= Lubin–Tate formal group law =

Mathematical formal group law

In mathematics, the Lubin–Tate formal group law is a formal group law introduced by Lubin & Tate (1965) to isolate the local field part of the classical theory of complex multiplication of elliptic functions. In particular it can be used to construct the totally ramified abelian extensions of a local field. It does this by considering the (formal) endomorphisms of the formal group, emulating the way in which elliptic curves with extra endomorphisms are used to give abelian extensions of global fields.

==Definition of formal groups==

Let Z_{p} be the ring of p-adic integers. The Lubin–Tate formal group law is the unique (1-dimensional) formal group law F such that e(x) = px + x^{p} is an endomorphism of F, in other words

$e(F(x,y)) = F(e(x), e(y)).$

More generally, the choice for e may be any power series such that

e(x) = px + higher-degree terms and

e(x) = x^{p} mod p.

All such group laws, for different choices of e satisfying these conditions, are strictly isomorphic. We choose these conditions so as to ensure that they reduce modulo the maximal ideal to Frobenius and the derivative at the origin is the prime element.

For each element a in Z_{p} there is a unique endomorphism f of the Lubin–Tate formal group law such that f(x) = ax + higher-degree terms. This gives an action of the ring Z_{p} on the Lubin–Tate formal group law.

There is a similar construction with Z_{p} replaced by any complete discrete valuation ring with finite residue class field, where the exponent p is replaced by the order of the residue field, and the coefficient p is replaced by a choice of uniformizer.

==Example==
We outline here a formal group equivalent of the Frobenius element, which is of great importance in class field theory, generating the maximal unramified extension as the image of the reciprocity map.

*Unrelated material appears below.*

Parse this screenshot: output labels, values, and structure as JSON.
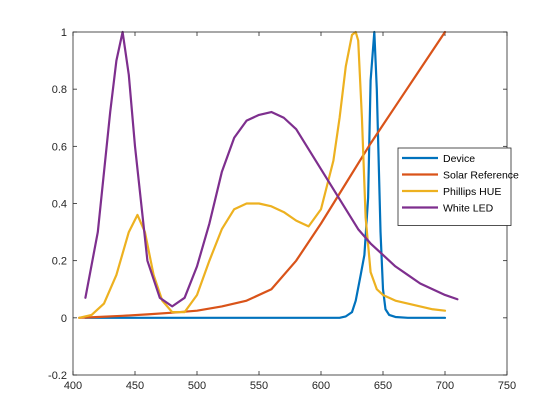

For this example we need the notion of an endomorphism of formal groups, which is a formal group homomorphism f where the domain is the codomain. A formal group homomorphism from a formal group F to a formal group G is a power series over the same ring as the formal groups which has zero constant term and is such that:

$f(F(X,Y))=G(f(X),f(Y))$

Consider a formal group F(X,Y) with coefficients in the ring of integers in a local field (for example Z_{p}). Taking X and Y to be in the unique maximal ideal gives us a convergent power series and in this case we define F(X,Y) = X +_{F} Y and we have a genuine group law. For example if F(X,Y)=X+Y, then this is the usual addition. This is isomorphic to the case of F(X,Y)=X+Y+XY, where we have multiplication on the set of elements which can be written as 1 added to an element of the prime ideal. In the latter case f(S) = (1 + S)^{p}-1 is an endomorphism of F and the isomorphism identifies f with the Frobenius element.

==Generating ramified extensions==
Lubin–Tate theory is important in explicit local class field theory. The unramified part of any abelian extension is easily constructed, Lubin–Tate finds its value in producing the ramified part. This works by defining a family of modules (indexed by the natural numbers) over the ring of integers consisting of what can be considered as roots of the power series repeatedly composed with itself. The compositum of all fields formed by adjoining such modules to the original field gives the ramified part.

A Lubin–Tate extension of a local field K is an abelian extension of K obtained by considering the p-division points of a Lubin–Tate group. If g is an Eisenstein polynomial, f(t) = t g(t) and F the Lubin–Tate formal group, let θ_{n} denote a root of gf^{n-1}(t)=g(f(f(⋯(f(t))⋯))). Then K(θ_{n}) is an abelian extension of K with Galois group isomorphic to U/1+p^{n} where U is the unit group of the ring of integers of K and p is the maximal ideal.

==Connection with stable homotopy theory==

Lubin and Tate studied the deformation theory of such formal groups. A later application of the theory has been in the field of stable homotopy theory, with the construction of a particular extraordinary cohomology theory associated to the construction for a given prime p. As part of general machinery for formal groups, a cohomology theory with spectrum is set up for the Lubin–Tate formal group, which also goes by the names of Morava E-theory or completed Johnson–Wilson theory.